One of the plan’s main aims is to spread nuclear power stations around the globe.

The latest version of the action plan says: “Those of us who have plans relating to the use and/or expansion of nuclear energy believe that its development will promote prosperity and global energy security, while simultaneously offering a positive contribution to the climate change challenge.”

Improving the economic com petitiveness of nuclear power will “benefit all nations”, the plan argues. But nuclear expansion has to be based, it says, “on a robust regime for assuring nuclear non-proliferation and a reliable safety and security system for nuclear materials and facilities”.

The idea is to keep the more sensitive nuclear facilities that can be easily diverted for making bombs within the G8. Other countries would not be allowed to enrich uranium fuel, or to reprocess spent fuel to extract plutonium.

They will be permitted to run reactors to generate electricity but will have to buy fuel enrichment and reprocessing services from G8 countries. “Participation of developing countries in a ‘shared nuclear energy system’ through developing the network of international centres providing nuclear fuel services could be a viable option for reducing their energy poverty and bridging the energy gap,” the plan says.

At the same time, G8 leaders are proposing to bring back fast breeder reactors, which were scrapped in Germany, France and the UK in the 1990s because they were too expensive. They are designed to create and burn plutonium and are much less reliant on imports of uranium.
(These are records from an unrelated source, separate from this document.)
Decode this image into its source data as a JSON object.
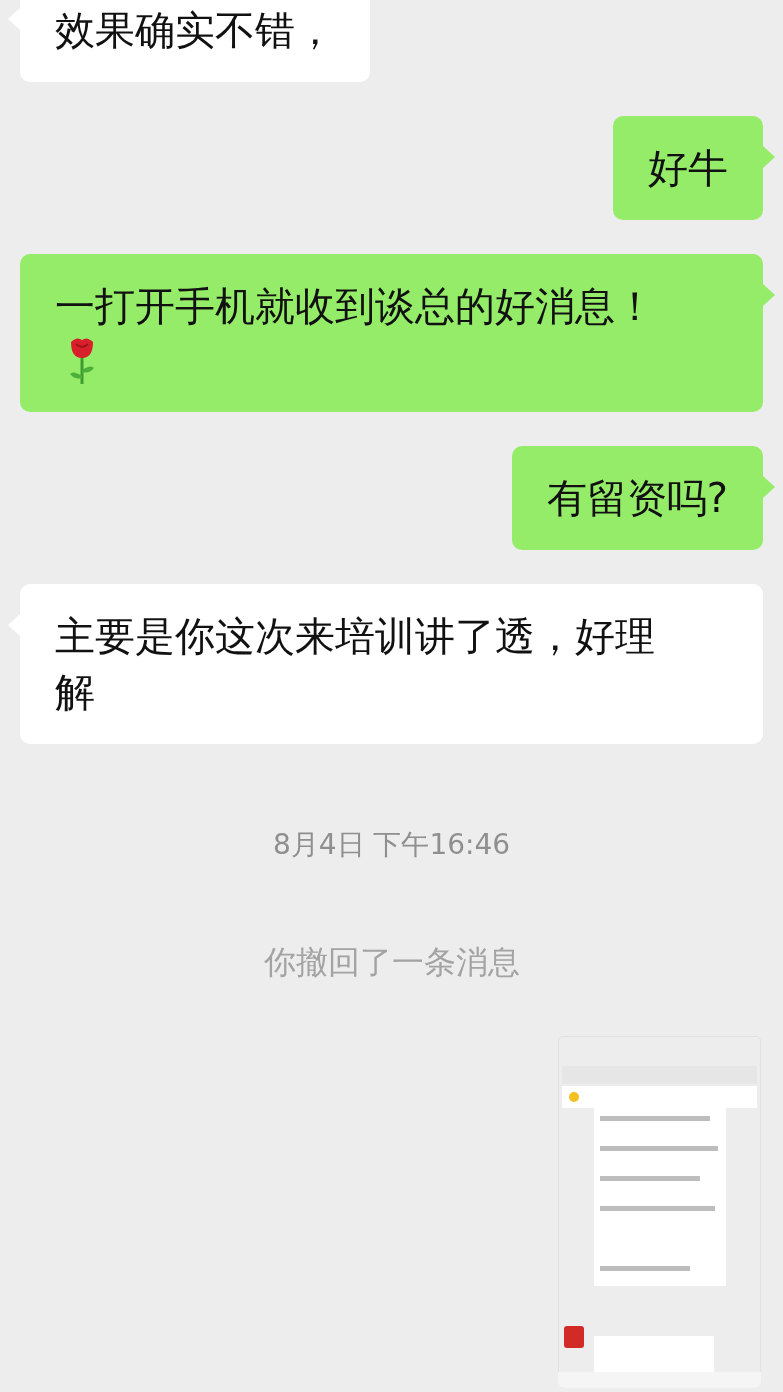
{
  "messages": [
    {
      "kind": "text",
      "outgoing": false,
      "text": "效果确实不错，"
    },
    {
      "kind": "text",
      "outgoing": true,
      "text": "好牛"
    },
    {
      "kind": "text_emoji",
      "outgoing": true,
      "text": "一打开手机就收到谈总的好消息！"
    },
    {
      "kind": "text",
      "outgoing": true,
      "text": "有留资吗?"
    },
    {
      "kind": "text",
      "outgoing": false,
      "text": "主要是你这次来培训讲了透，好理解"
    },
    {
      "kind": "timestamp",
      "text": "8月4日 下午16:46"
    },
    {
      "kind": "system",
      "text": "你撤回了一条消息"
    },
    {
      "kind": "picture"
    }
  ]
}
The leaked action plan says: “A significant step in promotion of self- sustainable nuclear power would be attained through the development of innovative nuclear power systems based on closed nuclear fuel cycles with fast neutron reactors.”

This is a dramatic change, since fast reactors have been off the political agenda in Western countries for at least a decade. And it will run into fierce opposition because of the risks it poses for international efforts to control the spread of nuclear weapons.

“We’ve come to expect double standards and dangerous hypocrisy from the G8 but this year they are set to surpass themselves,” said Shaun Burnie of Greenpeace International.

“On the one hand we have the endorsement and promotion of the most dangerous nuclear technology ever conceived – plutonium fast breeder reactors and reprocessing – while at the same time condemning the nuclear proliferation threat from Iran and North Korea.”

WWF Scotland director Dr Richard Dixon added: “Incredibly, this rich boys’ club seems on course to peddle reactors to the Earth’s poorer nations, at the same time as they are warning us how terribly dangerous the world is.”

Among the G8 countries, only Italy and Germany are sceptical of the nuclear future. Russia, the US, Japan, Canada, France and the UK are all enthusiasts and see great potential for increasing nuclear business.

Two versions of the G8 global energy security plan of action have been leaked, one dated March 6 and the other May 12. On nuclear energy their wording is similar in substance and there are no sections in brackets, suggesting the text is not in dispute.

The drive for nuclear power is being led by Putin, who is keen to maximise Russia’s technology expertise. He has a plan for mass producing reactors, installing them on barges and selling them around the world as “floating nuclear power plants”.